Croatia's president tasked Wednesday a pharmaceutical executive to form a new government and end the political standoff that has plagued the Balkan EU nation since inconclusive elections last month.
"Tihomir Oreskovic proved to me that he enjoys the support of (a majority of) 78 MPs ... and I task him ... to form a new government," President Kolinda Grabar-Kitarovic said at a brief ceremony.
Oreskovic, a senior financial manager for global generic medicine giant Teva, was put forward earlier Wednesday as a non-partisan candidate for premier by two conservative parties that had only the previous day cobbled together a majority of deputies in the 151-seat parliament.
Oreskovic, who graduated with a degree in chemistry and an MBA from Canadian universities, pledged to invest all his "knowledge and efforts to form a high-calibre government and start resolving the accumulated problems."
Top among them will be the economy, which is only slowly emerging from six years of recession.
"I urge the parliamentary majority and opposition to support me in that," added the 49-year-old.
Zagreb-born Oreskovic is the former chief executive officer of Croatia's largest pharmaceutical company PLIVA, which became a unit of global generics giant Teva Group.
But the long years he spent abroad studying and working has left his Croatian rusty and accented, which immediately sparked comments on social networks.

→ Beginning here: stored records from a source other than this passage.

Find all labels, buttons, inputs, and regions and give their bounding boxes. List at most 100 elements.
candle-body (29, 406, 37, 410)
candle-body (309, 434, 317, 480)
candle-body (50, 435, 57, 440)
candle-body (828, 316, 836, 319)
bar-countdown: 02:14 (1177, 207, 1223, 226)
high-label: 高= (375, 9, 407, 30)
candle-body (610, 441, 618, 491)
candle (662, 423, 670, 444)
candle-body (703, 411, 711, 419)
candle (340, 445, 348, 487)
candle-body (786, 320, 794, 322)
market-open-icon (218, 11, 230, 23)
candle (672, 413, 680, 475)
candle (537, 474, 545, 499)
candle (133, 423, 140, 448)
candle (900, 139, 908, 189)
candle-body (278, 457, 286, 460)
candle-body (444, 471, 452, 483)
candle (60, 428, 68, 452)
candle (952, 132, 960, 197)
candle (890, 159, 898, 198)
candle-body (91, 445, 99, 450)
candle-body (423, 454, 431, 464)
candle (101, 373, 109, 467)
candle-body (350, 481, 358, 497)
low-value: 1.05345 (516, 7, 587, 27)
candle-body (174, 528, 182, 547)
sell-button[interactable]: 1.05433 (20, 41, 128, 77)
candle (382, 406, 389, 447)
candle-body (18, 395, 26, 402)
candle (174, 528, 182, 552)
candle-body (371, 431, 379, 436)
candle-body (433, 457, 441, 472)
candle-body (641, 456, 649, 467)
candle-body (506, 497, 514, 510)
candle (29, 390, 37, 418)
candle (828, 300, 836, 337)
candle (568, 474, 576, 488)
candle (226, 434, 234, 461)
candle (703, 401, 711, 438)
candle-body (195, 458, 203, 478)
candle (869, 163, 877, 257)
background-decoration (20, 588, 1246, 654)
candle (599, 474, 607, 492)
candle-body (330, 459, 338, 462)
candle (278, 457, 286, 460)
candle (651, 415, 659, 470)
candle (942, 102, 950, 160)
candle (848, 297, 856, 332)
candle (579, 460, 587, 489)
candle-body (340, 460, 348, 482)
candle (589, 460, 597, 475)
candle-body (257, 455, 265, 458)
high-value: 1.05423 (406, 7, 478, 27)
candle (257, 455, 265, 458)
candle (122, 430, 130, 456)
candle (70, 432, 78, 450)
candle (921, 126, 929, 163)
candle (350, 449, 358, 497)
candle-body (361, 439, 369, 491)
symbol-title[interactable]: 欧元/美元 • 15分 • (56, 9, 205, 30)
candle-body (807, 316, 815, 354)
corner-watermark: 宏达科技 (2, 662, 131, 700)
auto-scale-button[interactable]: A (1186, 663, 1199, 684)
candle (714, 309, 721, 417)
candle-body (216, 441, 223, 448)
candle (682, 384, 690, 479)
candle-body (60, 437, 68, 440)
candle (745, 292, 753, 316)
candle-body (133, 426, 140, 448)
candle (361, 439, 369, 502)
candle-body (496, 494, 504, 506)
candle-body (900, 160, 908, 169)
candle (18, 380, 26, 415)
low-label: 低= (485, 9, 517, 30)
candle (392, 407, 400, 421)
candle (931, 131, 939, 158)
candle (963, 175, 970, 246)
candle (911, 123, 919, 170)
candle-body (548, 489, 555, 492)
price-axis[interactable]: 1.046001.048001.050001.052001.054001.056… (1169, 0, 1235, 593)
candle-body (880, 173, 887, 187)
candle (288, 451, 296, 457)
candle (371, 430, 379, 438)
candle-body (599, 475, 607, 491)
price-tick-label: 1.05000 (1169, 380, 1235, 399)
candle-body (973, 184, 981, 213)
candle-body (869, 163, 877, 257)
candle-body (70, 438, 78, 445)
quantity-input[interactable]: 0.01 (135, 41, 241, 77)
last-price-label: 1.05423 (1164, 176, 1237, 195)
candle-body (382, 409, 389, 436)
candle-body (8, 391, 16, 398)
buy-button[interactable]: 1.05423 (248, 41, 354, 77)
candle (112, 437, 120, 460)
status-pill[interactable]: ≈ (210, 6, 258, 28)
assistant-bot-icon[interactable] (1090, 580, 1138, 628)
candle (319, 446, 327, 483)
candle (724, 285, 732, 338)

The appointment of a political outsider as prime minister helped the conservative main HDZ party and the newcomer Most agree to form a coalition, six weeks after the November 8 election that failed to produce an outright winner.
If confirmed by the parliament, Oreskovic would be Croatia's first prime minister not to hail from one of its two main political power bases -- the HDZ and the centre-left Social Democrats.
The two have alternated in power since the former Yugoslav republic proclaimed independence in 1991.
The incumbent Social Democrats and the HDZ struggled to find coalition partners, with reforms needed to spur Croatia's economy and and how to handle the unprecedented influx of refugees on their way to northern Europe the main subject of negotiations.
The small nation with the population of 4.2 million joined the EU in 2013, and remains one of the bloc's poorest-performing economies.
Heavily dependent on tourism to the country's stunning Adriatic coast, Croatia's economy is expected to expand by 1.7 percent this year after half a decade of recession and stagnation that has left nearly one in six people unemployed.
Oreskovic has 30 days to secure support for his cabinet. If he does not succeed the president may give him another 30 days and if he fails again another candidate can be named.